Right On!
- Editor-In-Chief/Publisher: Cynthia M. Horner
- Categories: African American pop culture, music
- Frequency: Monthly
- First issue: 1971
- Final issue: 2014 (print)
- Company: Right On! Media Holdings, LLC.
- Country: United States
- Based in: New York City
- Language: English
- Website: www.rightondigital.com
- ISSN: 0048-8305

= Right On! (magazine) =

African-American teen magazine

Right On! is an American teen magazine first published by the Laufer Company in 1971. It was headquartered in New York City. It continued publishing on a regular basis until 2014, focusing on African-American celebrities. The magazine was acquired by Right On! Media Holdings, LLC in 2016, which promotes its digital platform, rightondigital.com and publishes select print titles.

==History and profile==
The magazine's title was derived from the expression of positivity and featured exclusive coverage of The Jackson 5. Like Tiger Beat did with White American and Hispanic celebrities, Right On! covered everything and everyone African-American and involved in the entertainment business. It also offered readers a close-up look into the lives of such celebrities as the Soul Train Gang, The Sylvers, Black Ivory and many more.

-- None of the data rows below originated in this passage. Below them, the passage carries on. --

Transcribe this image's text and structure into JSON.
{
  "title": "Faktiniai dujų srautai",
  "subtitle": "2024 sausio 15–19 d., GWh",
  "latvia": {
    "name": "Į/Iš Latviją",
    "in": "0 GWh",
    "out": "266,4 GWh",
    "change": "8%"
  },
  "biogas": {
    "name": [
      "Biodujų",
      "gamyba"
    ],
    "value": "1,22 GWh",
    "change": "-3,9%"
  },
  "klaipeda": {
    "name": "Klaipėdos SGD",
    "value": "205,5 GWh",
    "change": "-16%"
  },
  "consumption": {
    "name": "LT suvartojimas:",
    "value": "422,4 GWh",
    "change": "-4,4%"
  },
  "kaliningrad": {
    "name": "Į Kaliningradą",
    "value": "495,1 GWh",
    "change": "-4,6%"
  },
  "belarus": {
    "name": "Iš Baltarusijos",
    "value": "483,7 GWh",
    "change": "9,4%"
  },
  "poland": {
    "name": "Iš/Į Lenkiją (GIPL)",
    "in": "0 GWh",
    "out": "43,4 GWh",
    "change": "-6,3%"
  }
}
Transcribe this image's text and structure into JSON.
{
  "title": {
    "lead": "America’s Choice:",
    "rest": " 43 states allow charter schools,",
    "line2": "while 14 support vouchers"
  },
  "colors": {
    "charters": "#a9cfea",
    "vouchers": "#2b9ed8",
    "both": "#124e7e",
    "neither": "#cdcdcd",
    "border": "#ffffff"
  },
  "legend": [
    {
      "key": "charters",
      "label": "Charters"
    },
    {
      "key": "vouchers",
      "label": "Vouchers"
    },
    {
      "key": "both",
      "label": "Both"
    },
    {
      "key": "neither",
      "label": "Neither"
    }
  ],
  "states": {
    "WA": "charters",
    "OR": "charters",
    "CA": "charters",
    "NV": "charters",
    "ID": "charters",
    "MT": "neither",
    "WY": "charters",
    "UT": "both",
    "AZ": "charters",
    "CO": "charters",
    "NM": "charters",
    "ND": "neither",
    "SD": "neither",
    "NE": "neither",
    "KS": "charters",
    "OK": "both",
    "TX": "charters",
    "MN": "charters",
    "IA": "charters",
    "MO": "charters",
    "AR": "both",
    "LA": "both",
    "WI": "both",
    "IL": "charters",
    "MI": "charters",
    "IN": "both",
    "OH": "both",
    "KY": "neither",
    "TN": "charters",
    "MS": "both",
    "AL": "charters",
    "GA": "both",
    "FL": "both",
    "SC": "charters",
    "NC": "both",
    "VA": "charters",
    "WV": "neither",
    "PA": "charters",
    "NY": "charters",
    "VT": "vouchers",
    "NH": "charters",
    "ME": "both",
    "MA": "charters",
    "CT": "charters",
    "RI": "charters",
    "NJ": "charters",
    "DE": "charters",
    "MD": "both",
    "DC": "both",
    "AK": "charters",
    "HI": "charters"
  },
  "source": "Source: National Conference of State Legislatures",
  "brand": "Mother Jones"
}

During its early years, Right On! focused primarily on the lives and careers of The Jackson 5, featuring numerous interviews with each Jackson family member as well as Motown labelmates The Temptations and Diana Ross. In the 1980s Right On! was instrumental in the popularity of R&B teen group New Edition. Cynthia Horner is among the former editors-in-chief of the magazine and now serves as publisher/CEO of its print titles and digital property.